Is this a problem for Karnataka?

Yes, this has implications for the state, which has used the RAT for about 25% of its testing in the last 14 days. On November 29 and 30, RAT was used in 47% and 30% of the tests, respectively.

Has this not been seen before?

According to scientific literature, spike protein mutations have been noted in other variants — notably the Alpha, which have also served to deliver false-negative results from the kits. Dr Experts, however, note that this is not generally a problem because RT-PCR tests have at least two primers designed to examine two different genes and the second primer can detect the virus and deliver a positive result. However, he added that even a failure to detect the S-gene, a phenomenon known as the Spike Gene Target Failure (SGTF), could be advantageous. 

Advantageous, how?

The SGTF can actually serve as a proxy to allow us to screen for specific variants.

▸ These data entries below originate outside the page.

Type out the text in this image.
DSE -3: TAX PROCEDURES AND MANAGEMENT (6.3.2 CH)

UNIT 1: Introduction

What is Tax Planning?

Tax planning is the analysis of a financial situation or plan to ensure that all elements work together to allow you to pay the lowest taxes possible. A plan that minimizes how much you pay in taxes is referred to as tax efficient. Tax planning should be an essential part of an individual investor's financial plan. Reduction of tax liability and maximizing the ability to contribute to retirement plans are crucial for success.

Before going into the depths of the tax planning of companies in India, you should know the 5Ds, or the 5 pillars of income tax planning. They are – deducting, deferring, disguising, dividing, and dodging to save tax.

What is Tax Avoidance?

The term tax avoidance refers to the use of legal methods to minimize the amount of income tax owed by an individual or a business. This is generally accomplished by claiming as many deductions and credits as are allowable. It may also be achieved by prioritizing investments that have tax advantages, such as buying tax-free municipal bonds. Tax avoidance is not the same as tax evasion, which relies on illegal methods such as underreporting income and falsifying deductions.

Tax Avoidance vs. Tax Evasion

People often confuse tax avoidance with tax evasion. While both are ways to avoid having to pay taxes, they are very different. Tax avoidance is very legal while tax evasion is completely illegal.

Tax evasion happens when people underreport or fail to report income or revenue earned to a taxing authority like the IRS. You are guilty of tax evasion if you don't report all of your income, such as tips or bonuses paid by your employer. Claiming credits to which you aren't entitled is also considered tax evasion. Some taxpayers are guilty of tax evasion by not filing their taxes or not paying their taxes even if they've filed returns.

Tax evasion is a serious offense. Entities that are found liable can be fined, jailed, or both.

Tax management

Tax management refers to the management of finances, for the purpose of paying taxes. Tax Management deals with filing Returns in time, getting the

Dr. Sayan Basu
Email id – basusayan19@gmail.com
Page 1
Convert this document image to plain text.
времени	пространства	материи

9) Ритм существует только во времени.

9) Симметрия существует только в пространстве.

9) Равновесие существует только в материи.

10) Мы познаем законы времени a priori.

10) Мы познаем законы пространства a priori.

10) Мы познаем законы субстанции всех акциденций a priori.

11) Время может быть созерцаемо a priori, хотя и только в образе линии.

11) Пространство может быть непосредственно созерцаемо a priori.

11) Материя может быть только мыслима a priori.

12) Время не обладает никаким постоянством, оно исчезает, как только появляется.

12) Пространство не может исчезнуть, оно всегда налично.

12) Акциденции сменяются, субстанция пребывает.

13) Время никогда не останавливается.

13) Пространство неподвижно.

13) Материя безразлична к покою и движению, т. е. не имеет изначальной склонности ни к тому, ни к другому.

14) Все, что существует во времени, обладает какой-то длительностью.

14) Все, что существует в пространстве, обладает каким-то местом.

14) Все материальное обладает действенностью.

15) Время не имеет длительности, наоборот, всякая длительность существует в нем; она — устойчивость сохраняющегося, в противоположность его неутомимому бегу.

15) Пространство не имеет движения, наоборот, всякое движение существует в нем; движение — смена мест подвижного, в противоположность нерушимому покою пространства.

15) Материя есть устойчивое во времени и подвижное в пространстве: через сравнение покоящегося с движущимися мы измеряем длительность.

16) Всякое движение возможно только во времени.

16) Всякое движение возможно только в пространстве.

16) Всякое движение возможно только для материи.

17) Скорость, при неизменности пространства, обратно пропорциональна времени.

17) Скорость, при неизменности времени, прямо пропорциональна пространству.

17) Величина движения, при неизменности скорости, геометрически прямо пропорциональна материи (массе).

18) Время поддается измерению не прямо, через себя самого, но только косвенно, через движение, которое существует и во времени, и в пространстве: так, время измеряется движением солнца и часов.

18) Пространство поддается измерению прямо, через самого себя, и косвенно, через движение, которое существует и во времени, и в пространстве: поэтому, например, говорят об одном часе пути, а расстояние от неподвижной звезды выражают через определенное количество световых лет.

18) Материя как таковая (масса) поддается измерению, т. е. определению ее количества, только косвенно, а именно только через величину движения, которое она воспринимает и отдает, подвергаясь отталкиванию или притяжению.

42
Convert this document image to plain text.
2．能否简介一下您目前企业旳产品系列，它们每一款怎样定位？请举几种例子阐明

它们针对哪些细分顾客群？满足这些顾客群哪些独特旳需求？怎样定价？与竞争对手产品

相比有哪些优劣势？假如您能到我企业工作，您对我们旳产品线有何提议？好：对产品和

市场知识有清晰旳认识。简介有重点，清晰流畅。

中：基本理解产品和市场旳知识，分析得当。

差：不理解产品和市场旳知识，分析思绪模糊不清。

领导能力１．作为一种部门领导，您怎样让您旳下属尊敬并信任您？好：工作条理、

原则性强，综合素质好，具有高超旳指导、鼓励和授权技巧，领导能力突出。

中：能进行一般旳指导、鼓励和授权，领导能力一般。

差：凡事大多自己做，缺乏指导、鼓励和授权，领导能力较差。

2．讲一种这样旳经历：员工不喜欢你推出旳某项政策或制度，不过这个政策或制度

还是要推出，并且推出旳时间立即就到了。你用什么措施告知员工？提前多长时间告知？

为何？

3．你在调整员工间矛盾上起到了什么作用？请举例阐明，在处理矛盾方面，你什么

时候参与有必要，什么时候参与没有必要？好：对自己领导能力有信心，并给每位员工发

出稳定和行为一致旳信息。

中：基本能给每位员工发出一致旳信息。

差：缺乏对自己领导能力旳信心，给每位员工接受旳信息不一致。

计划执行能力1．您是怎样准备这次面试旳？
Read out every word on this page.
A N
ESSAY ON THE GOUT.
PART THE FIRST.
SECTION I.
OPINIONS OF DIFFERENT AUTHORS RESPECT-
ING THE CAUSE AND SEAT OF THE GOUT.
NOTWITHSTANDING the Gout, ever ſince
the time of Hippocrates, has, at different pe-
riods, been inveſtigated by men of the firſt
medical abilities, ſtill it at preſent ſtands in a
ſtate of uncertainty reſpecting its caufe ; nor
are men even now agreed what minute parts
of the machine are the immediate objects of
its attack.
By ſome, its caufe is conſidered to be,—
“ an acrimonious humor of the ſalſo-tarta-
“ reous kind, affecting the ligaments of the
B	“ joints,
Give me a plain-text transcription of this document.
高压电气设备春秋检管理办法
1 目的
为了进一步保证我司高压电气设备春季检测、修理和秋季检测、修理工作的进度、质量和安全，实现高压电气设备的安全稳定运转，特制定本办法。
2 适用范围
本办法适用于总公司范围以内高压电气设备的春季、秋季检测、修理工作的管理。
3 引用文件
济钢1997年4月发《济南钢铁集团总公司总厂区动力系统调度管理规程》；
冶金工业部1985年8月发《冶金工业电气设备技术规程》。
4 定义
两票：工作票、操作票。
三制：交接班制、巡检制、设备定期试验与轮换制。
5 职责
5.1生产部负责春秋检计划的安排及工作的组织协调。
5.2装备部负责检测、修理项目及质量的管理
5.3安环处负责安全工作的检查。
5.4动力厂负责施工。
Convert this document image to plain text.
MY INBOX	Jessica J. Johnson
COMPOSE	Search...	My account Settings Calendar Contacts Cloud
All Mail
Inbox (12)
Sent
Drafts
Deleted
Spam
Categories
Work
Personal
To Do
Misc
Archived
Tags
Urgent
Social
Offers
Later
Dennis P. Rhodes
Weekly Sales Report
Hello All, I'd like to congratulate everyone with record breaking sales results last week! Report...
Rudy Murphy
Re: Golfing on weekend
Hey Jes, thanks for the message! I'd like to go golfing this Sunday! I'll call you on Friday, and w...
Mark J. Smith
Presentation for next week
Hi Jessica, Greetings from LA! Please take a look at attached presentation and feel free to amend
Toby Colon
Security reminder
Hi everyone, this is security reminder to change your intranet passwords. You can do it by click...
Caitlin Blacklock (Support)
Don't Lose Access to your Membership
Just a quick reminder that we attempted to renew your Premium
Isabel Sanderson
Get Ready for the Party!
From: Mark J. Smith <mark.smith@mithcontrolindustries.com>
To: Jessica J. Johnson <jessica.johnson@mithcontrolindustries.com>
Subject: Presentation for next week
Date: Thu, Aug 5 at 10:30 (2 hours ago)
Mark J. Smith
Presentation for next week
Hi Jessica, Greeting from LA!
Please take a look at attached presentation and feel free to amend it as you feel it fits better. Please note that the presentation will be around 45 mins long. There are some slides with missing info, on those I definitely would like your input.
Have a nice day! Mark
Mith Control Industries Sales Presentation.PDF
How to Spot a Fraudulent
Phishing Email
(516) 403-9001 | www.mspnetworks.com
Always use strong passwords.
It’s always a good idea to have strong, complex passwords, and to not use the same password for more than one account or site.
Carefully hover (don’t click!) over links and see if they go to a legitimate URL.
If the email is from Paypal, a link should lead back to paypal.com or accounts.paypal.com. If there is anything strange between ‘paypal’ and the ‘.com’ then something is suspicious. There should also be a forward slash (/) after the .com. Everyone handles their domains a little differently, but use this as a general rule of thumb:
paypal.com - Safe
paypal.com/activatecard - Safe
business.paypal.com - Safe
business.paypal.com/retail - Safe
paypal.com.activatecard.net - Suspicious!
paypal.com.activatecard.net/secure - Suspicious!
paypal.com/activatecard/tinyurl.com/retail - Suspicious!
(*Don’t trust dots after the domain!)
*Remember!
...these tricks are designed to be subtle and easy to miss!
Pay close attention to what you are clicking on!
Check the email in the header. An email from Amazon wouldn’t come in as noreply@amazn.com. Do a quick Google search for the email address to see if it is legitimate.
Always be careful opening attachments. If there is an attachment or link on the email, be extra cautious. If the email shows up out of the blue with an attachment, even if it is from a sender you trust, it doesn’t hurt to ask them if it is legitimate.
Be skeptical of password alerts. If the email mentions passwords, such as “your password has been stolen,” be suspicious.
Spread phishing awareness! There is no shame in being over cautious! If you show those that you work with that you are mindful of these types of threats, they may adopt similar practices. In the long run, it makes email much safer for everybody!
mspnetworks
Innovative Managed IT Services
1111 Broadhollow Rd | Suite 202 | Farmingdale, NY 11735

For example, the World Health Organisation (WHO) said that test kits such as Thermo Fisher’s TaqPath Assay, which has three different primers targeting three different genes (N, S and E), can be used as a marker for Omicron. This is because if this test does not detect the S-gene but nevertheless provides a positive result through the detection of the N or the E genes, this means that the infected person was likely affected by the Omicron. By the same logic, RT-PCR kits which do not use a primer for the S-gene will not be useful for screening. 

Is this enough of a confirmation?

No, confirmation must ultimately be made through genome sequencing, but a positive result of Omicron from RT-PCR serves as an advanced warning.

How sure are we of all this?

Dr Wankhede points out that further clarity on the effectiveness of test kits can only happen after actual S-genes from the virus are studied.